For those reasons, in our submission, the proposition in 91 which is at first sight dead against us in relation to special leave is rather one that observes the plain nature of the kind of legislative project undertaken by Division 7A to remove the judges’ case-by-case determination, to remove the possibility that was made concrete in Lam’s Case where the common law rule of procedural fairness attaches a matter of statutory interpretation to those administrative decisions as the statute then stood came to be supplied as to content by reference to the particular circumstances between the parties in question. That has been displaced by Division 7A.

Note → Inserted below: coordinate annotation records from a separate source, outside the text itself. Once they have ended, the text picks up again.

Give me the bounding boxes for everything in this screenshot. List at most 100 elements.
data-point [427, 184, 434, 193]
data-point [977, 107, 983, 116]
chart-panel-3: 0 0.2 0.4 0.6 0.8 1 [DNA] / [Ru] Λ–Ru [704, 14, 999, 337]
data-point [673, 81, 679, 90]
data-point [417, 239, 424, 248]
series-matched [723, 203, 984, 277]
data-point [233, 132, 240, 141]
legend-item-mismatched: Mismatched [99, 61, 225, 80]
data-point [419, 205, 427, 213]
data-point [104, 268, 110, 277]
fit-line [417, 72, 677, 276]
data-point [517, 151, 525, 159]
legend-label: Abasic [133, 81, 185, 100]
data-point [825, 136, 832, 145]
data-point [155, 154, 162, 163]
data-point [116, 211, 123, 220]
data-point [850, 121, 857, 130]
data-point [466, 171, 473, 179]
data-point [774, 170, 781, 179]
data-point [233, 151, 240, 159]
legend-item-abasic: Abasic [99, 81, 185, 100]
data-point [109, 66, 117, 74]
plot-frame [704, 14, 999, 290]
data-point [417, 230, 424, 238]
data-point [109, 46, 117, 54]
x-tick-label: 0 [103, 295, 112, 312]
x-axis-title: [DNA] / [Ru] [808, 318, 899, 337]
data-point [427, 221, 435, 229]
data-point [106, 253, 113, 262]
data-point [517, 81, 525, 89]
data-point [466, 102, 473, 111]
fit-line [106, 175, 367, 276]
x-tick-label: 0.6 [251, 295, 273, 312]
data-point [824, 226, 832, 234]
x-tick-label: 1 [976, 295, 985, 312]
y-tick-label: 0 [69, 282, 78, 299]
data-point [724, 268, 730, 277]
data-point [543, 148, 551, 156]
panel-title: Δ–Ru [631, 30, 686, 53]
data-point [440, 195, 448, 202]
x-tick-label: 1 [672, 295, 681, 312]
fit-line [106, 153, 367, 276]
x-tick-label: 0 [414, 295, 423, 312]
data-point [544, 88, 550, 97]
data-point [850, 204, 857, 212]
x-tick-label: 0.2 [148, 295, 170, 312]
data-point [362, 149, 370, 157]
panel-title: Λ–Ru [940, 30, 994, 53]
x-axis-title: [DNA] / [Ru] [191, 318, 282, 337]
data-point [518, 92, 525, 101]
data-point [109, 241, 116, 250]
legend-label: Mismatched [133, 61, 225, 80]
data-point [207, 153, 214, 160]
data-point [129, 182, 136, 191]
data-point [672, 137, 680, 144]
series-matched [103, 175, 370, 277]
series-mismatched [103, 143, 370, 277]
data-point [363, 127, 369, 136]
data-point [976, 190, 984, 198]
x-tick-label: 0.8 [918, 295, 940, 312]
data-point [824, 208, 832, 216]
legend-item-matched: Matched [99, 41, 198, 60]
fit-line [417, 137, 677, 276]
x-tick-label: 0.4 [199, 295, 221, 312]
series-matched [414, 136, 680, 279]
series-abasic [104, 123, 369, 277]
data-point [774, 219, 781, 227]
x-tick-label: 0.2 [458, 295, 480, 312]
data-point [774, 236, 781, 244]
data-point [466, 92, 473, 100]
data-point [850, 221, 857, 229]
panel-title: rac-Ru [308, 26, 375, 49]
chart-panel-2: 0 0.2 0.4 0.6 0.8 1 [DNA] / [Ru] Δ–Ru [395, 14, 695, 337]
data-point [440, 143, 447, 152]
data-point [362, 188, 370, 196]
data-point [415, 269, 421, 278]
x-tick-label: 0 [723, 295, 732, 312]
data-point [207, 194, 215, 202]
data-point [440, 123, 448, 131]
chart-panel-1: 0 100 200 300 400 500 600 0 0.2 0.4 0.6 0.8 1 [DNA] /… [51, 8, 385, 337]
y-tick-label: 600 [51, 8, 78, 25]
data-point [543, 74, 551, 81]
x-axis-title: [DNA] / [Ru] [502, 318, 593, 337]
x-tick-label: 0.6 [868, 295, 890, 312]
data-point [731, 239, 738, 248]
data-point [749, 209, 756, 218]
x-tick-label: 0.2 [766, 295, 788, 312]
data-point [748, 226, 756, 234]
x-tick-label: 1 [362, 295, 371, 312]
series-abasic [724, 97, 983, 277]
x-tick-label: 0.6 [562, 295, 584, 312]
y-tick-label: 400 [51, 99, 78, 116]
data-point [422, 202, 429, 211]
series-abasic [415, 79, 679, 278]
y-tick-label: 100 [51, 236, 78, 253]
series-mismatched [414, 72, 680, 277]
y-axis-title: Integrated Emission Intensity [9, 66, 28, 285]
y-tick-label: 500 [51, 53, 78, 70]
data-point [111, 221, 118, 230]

Now, if it matters, to go to the other case that my learned friend has drawn to attention, the postcode, with great respect to their Honours below, could as easily have been dealt with by nothing other than compliance with the statute given falsa demonstratio. The statute did not say that every particular, including spelling of street names had to be correct in the addressing.
That is a case where
their Honours do not interpret the statute so as to say that trivial
breaches do not matter, they certainly
do not interpret the statute to say
startlingly that procedural fairness requirements are not jurisdictional in
nature. They rather
go straight to the so-called discretion and with respect
another route home, which well and truly justifies the result in that case
was
to say, well of course it was addressed. A slip in the postcode –
now, that is one of the reasons one has both street
names, suburbs and postcodes
no doubt. You put the suburb in, you put the
postcode in. A redundancy
ensures that an error in one or the other probably will not defeat
delivery.
In our submission, that case is of no moment and adds nothing to the merits for special leave of this case. The merits for special leave of this case are then dominated, in our submission, by the fact that as the Chief Justice has pointed out, this kind of prescription, this kind of regime, being peculiarly legislative can be amended. Now, that is a statement which is good in our submission from a respondent for special leave generally. In this case it is particularly strong because not only can it be amended – this is not potential – it has been.
One
would dismiss, in our respectful submission, the riposte to that by our learned
friends that it was not retrospective. That
is a way of saying it does not
catch us. Well, that is not a reason for special leave. It cannot be of
general importance that
our case be caught by amendments. So for all those
reasons, in our submission, notwithstanding the immediate first sight striking
character of a decision which the judge making it describes as involving a
rather absurd conclusion in a statutory interpretation
area, this is as it must
be and as it had to be in relation to avowedly jurisdictional provisions, the
absence of any jurisprudence
from so-called trivial breaches being forgiven at
the point of characterising jurisdiction and the evidence intent of Parliament
to remove from the judges in place of and substitute a statutory prescription,
for all those reasons, in our submission, there should
not be a grant of special
leave.
FRENCH CJ: Thank you, Mr Walker. We will not need to
hear from you, Mr Williams.
There will be a grant of special leave. That is on the basis set out in the applicant’s submissions that the Minister agrees to pay the costs of the first to sixth respondents as agreed or taxed, regardless of the outcome of the application. If the application is allowed, the Minister will not seek to disturb the costs orders below and will also agree to pay the first to sixth respondents’ reasonable costs as agreed or taxed on appeal.
Should this be any longer than half a day?
MR WALKER: No, your Honour.
FRENCH CJ: Thank you. Thank you, gentlemen.